Kenyan Iconic author James Ngugi, populary known as Ngûgî Wa Thiong’o passed on, Wednesday 28th May 2025.

The family disclosed that he died in United States Of America after a long illness.

The East Africa’s leading novelist was born on January 1938.

He began writing in English, before he switched to write primarily in Gîkuyû.

He wrote scripts including; novels, plays, short stories, and essays, ranging from literary and social criticism to children’s literature.

Ngugi was the brains behind the popular novels including; ‘The River Between’, ‘Petals Of Blood’, ‘Weep Not, Child’, and ‘A grain Of Wheat.’

He is also the founder and editor of the Gikuyu-language journal Mũtĩiri. His short story ‘The Upright Revolution‘: Or ‘Why Humans Walk Upright’ has been translated into 100 languages.

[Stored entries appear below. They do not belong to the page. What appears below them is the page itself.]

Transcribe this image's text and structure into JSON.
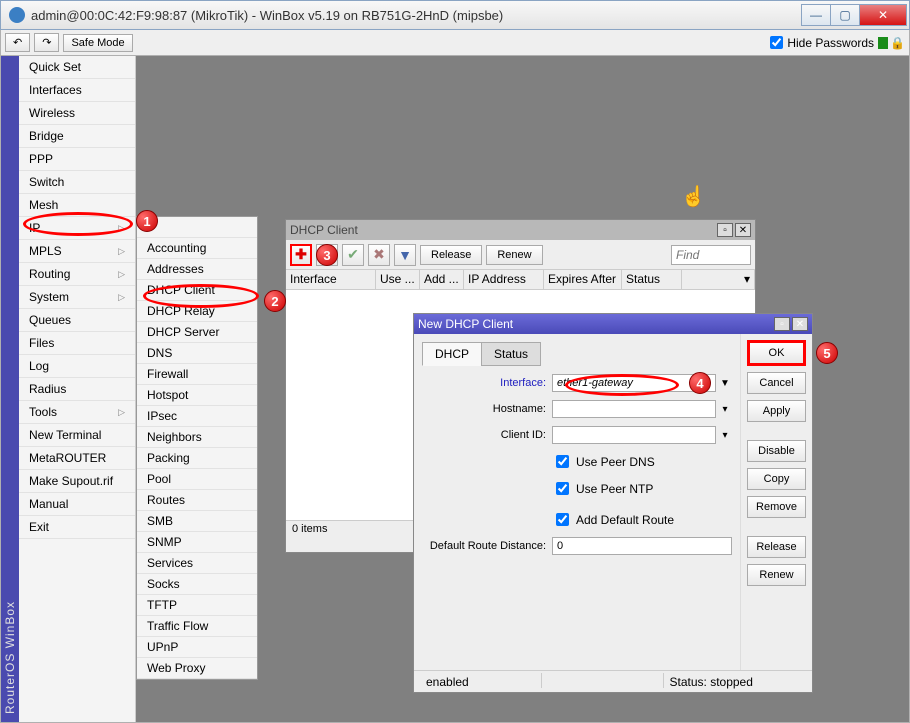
{
  "window": {
    "title": "admin@00:0C:42:F9:98:87 (MikroTik) - WinBox v5.19 on RB751G-2HnD (mipsbe)"
  },
  "toptool": {
    "safe_mode": "Safe Mode",
    "hide_pw": "Hide Passwords"
  },
  "brand": "RouterOS WinBox",
  "menu": [
    {
      "label": "Quick Set",
      "sub": false
    },
    {
      "label": "Interfaces",
      "sub": false
    },
    {
      "label": "Wireless",
      "sub": false
    },
    {
      "label": "Bridge",
      "sub": false
    },
    {
      "label": "PPP",
      "sub": false
    },
    {
      "label": "Switch",
      "sub": false
    },
    {
      "label": "Mesh",
      "sub": false
    },
    {
      "label": "IP",
      "sub": true
    },
    {
      "label": "MPLS",
      "sub": true
    },
    {
      "label": "Routing",
      "sub": true
    },
    {
      "label": "System",
      "sub": true
    },
    {
      "label": "Queues",
      "sub": false
    },
    {
      "label": "Files",
      "sub": false
    },
    {
      "label": "Log",
      "sub": false
    },
    {
      "label": "Radius",
      "sub": false
    },
    {
      "label": "Tools",
      "sub": true
    },
    {
      "label": "New Terminal",
      "sub": false
    },
    {
      "label": "MetaROUTER",
      "sub": false
    },
    {
      "label": "Make Supout.rif",
      "sub": false
    },
    {
      "label": "Manual",
      "sub": false
    },
    {
      "label": "Exit",
      "sub": false
    }
  ],
  "submenu": [
    "P",
    "Accounting",
    "Addresses",
    "DHCP Client",
    "DHCP Relay",
    "DHCP Server",
    "DNS",
    "Firewall",
    "Hotspot",
    "IPsec",
    "Neighbors",
    "Packing",
    "Pool",
    "Routes",
    "SMB",
    "SNMP",
    "Services",
    "Socks",
    "TFTP",
    "Traffic Flow",
    "UPnP",
    "Web Proxy"
  ],
  "dhcpwin": {
    "title": "DHCP Client",
    "release": "Release",
    "renew": "Renew",
    "find": "Find",
    "cols": [
      "Interface",
      "Use ...",
      "Add ...",
      "IP Address",
      "Expires After",
      "Status"
    ],
    "status": "0 items"
  },
  "newwin": {
    "title": "New DHCP Client",
    "tabs": [
      "DHCP",
      "Status"
    ],
    "labels": {
      "interface": "Interface:",
      "hostname": "Hostname:",
      "clientid": "Client ID:",
      "peerdns": "Use Peer DNS",
      "peerntp": "Use Peer NTP",
      "defroute": "Add Default Route",
      "distance": "Default Route Distance:"
    },
    "values": {
      "interface": "ether1-gateway",
      "hostname": "",
      "clientid": "",
      "peerdns": true,
      "peerntp": true,
      "defroute": true,
      "distance": "0"
    },
    "buttons": {
      "ok": "OK",
      "cancel": "Cancel",
      "apply": "Apply",
      "disable": "Disable",
      "copy": "Copy",
      "remove": "Remove",
      "release": "Release",
      "renew": "Renew"
    },
    "sb": {
      "state": "enabled",
      "status": "Status: stopped"
    }
  },
  "annot": {
    "1": "1",
    "2": "2",
    "3": "3",
    "4": "4",
    "5": "5"
  }
}
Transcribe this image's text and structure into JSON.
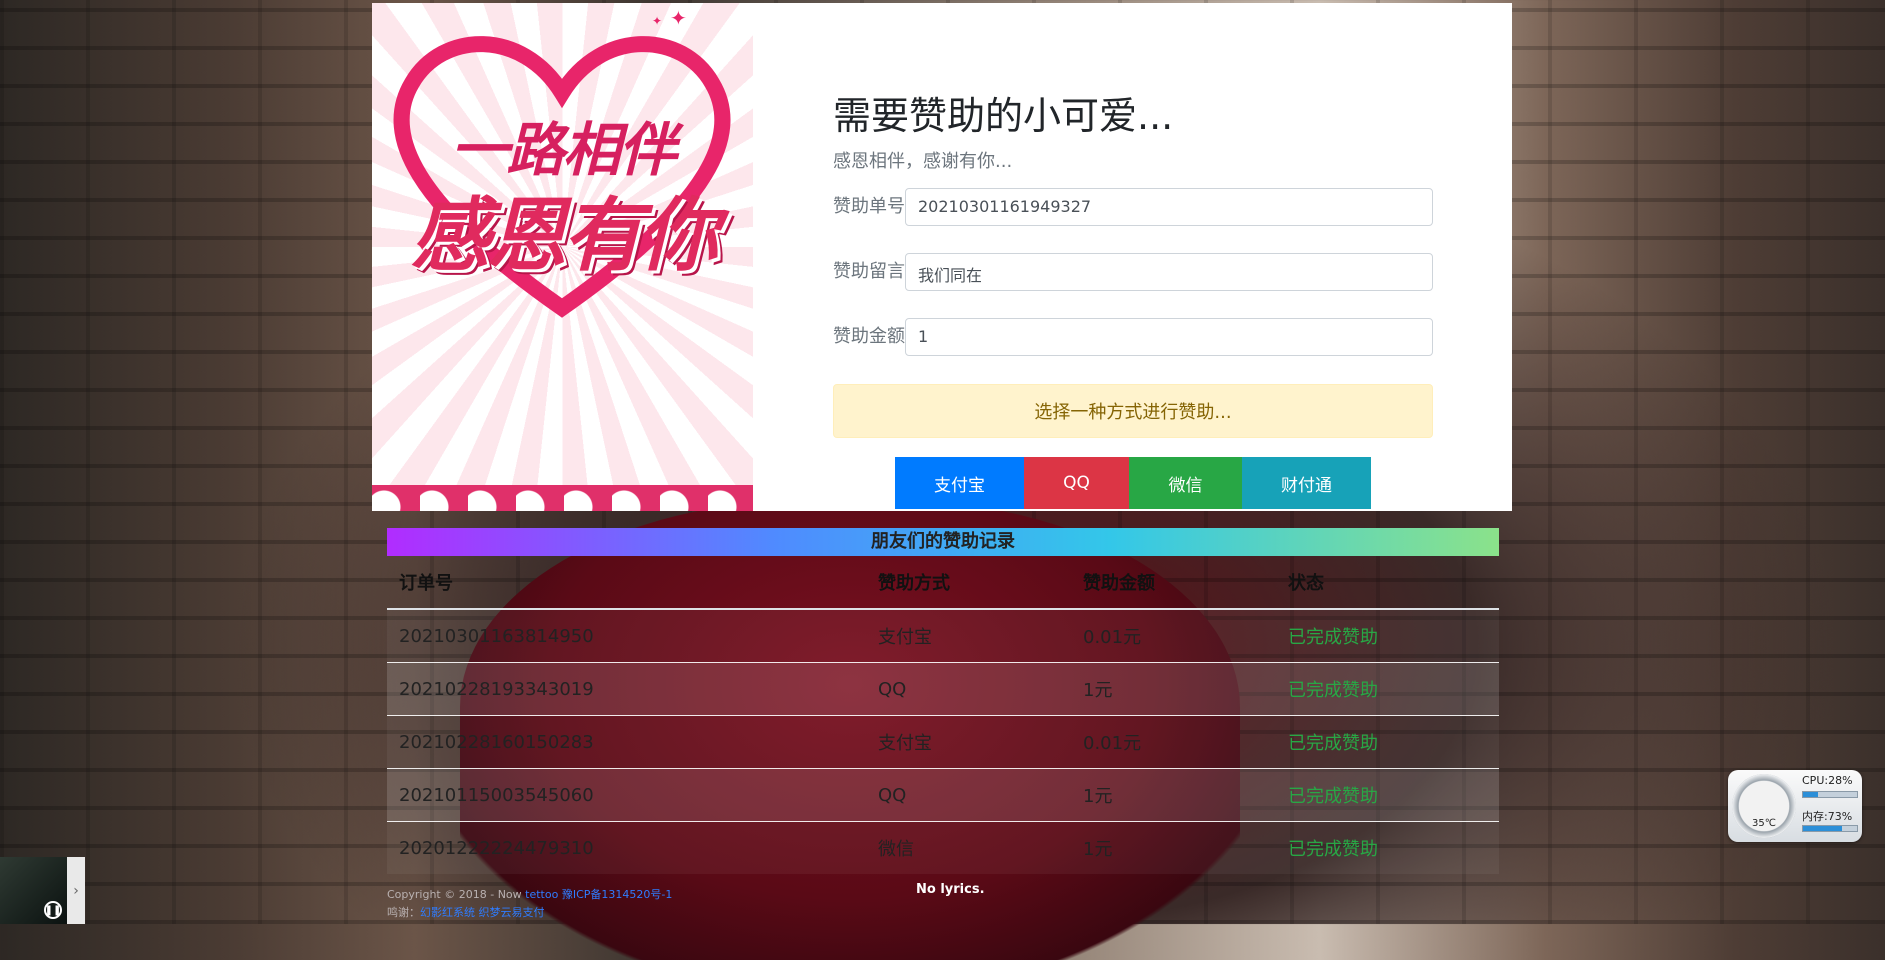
{
  "form": {
    "title": "需要赞助的小可爱...",
    "subtitle": "感恩相伴，感谢有你...",
    "fields": [
      {
        "label": "赞助单号",
        "value": "20210301161949327"
      },
      {
        "label": "赞助留言",
        "value": "我们同在"
      },
      {
        "label": "赞助金额",
        "value": "1"
      }
    ],
    "notice": "选择一种方式进行赞助...",
    "buttons": [
      {
        "label": "支付宝",
        "color": "#007bff"
      },
      {
        "label": "QQ",
        "color": "#dc3545"
      },
      {
        "label": "微信",
        "color": "#28a745"
      },
      {
        "label": "财付通",
        "color": "#17a2b8"
      }
    ]
  },
  "art": {
    "line1": "一路相伴",
    "line2": "感恩有你"
  },
  "records": {
    "title": "朋友们的赞助记录",
    "columns": [
      "订单号",
      "赞助方式",
      "赞助金额",
      "状态"
    ],
    "rows": [
      [
        "20210301163814950",
        "支付宝",
        "0.01元",
        "已完成赞助"
      ],
      [
        "20210228193343019",
        "QQ",
        "1元",
        "已完成赞助"
      ],
      [
        "20210228160150283",
        "支付宝",
        "0.01元",
        "已完成赞助"
      ],
      [
        "20210115003545060",
        "QQ",
        "1元",
        "已完成赞助"
      ],
      [
        "20201222224479310",
        "微信",
        "1元",
        "已完成赞助"
      ]
    ]
  },
  "footer": {
    "copyright": "Copyright © 2018 - Now ",
    "site": "tettoo",
    "icp": "豫ICP备1314520号-1",
    "thanks_prefix": "鸣谢：",
    "thanks_links": "幻影红系统 织梦云易支付"
  },
  "player": {
    "lyrics": "No lyrics."
  },
  "widget": {
    "cpu": "CPU:28%",
    "mem": "内存:73%",
    "temp": "35℃",
    "cpu_level": 0.28,
    "mem_level": 0.73
  }
}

In 1977, Ngũgĩ embarked upon a novel form of theatre in Kenya that sought to liberate the theatrical process from what he held to be “the general bourgeois education system”, by encouraging spontaneity and audience participation in the performances.

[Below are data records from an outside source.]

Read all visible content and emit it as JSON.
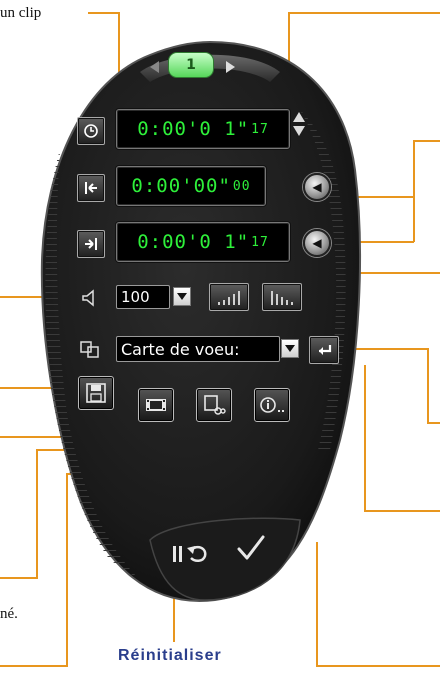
{
  "annotations": {
    "top_left_text": "un clip",
    "left_note_text": "né.",
    "reset_label": "Réinitialiser"
  },
  "panel": {
    "page_tab": "1",
    "lcd_clip_duration": {
      "main": "0:00'0 1\"",
      "frames": "17"
    },
    "lcd_mark_in": {
      "main": "0:00'00\"",
      "frames": "00"
    },
    "lcd_mark_out": {
      "main": "0:00'0 1\"",
      "frames": "17"
    },
    "volume_value": "100",
    "transition_select": "Carte de voeu:",
    "icons": {
      "duration": "clock-icon",
      "mark_in": "mark-in-icon",
      "mark_out": "mark-out-icon",
      "volume": "speaker-icon",
      "transition": "transition-icon",
      "save": "save-disk-icon",
      "film": "film-icon",
      "cut": "film-cut-icon",
      "info": "info-icon",
      "reset": "reset-icon",
      "ok": "checkmark-icon"
    }
  },
  "colors": {
    "callout_line": "#e8961e",
    "lcd_text": "#2ef03a",
    "reset_label": "#2a3e8c",
    "panel_dark": "#1c1c1c"
  }
}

His project sought to “demystify” the theatrical process, and to avoid the “process of alienation that produces a gallery of active stars and an undifferentiated mass of grateful admirers” which, according to Ngũgĩ, encourages passivity in “ordinary people”.

Although his landmark play Ngaahika Ndeenda, co-written with Ngũgĩ wa Mirii, was a commercial success, it was shut down by the authoritarian Kenyan regime six weeks after its opening, with Ngũgĩ getting subsequently slapped with imprisonment for over a year.

Adopted as an Amnesty International prisoner of conscience, the artist was released from prison, and fled Kenya.

He was appointed Distinguished Professor of Comparative Literature and English at the University of California, Irvine.

He previously taught at Northwestern University, Yale University, and New York University. Ngũgĩ has frequently been regarded as a likely candidate for the Nobel Prize in Literature.

He won the 2001 International Nonino Prize in Italy, and the 2016 Park Kyong-ni Prize. Among his children are; authors Mũkoma wa Ngũgĩ and Wanjiku wa Ngũgĩ.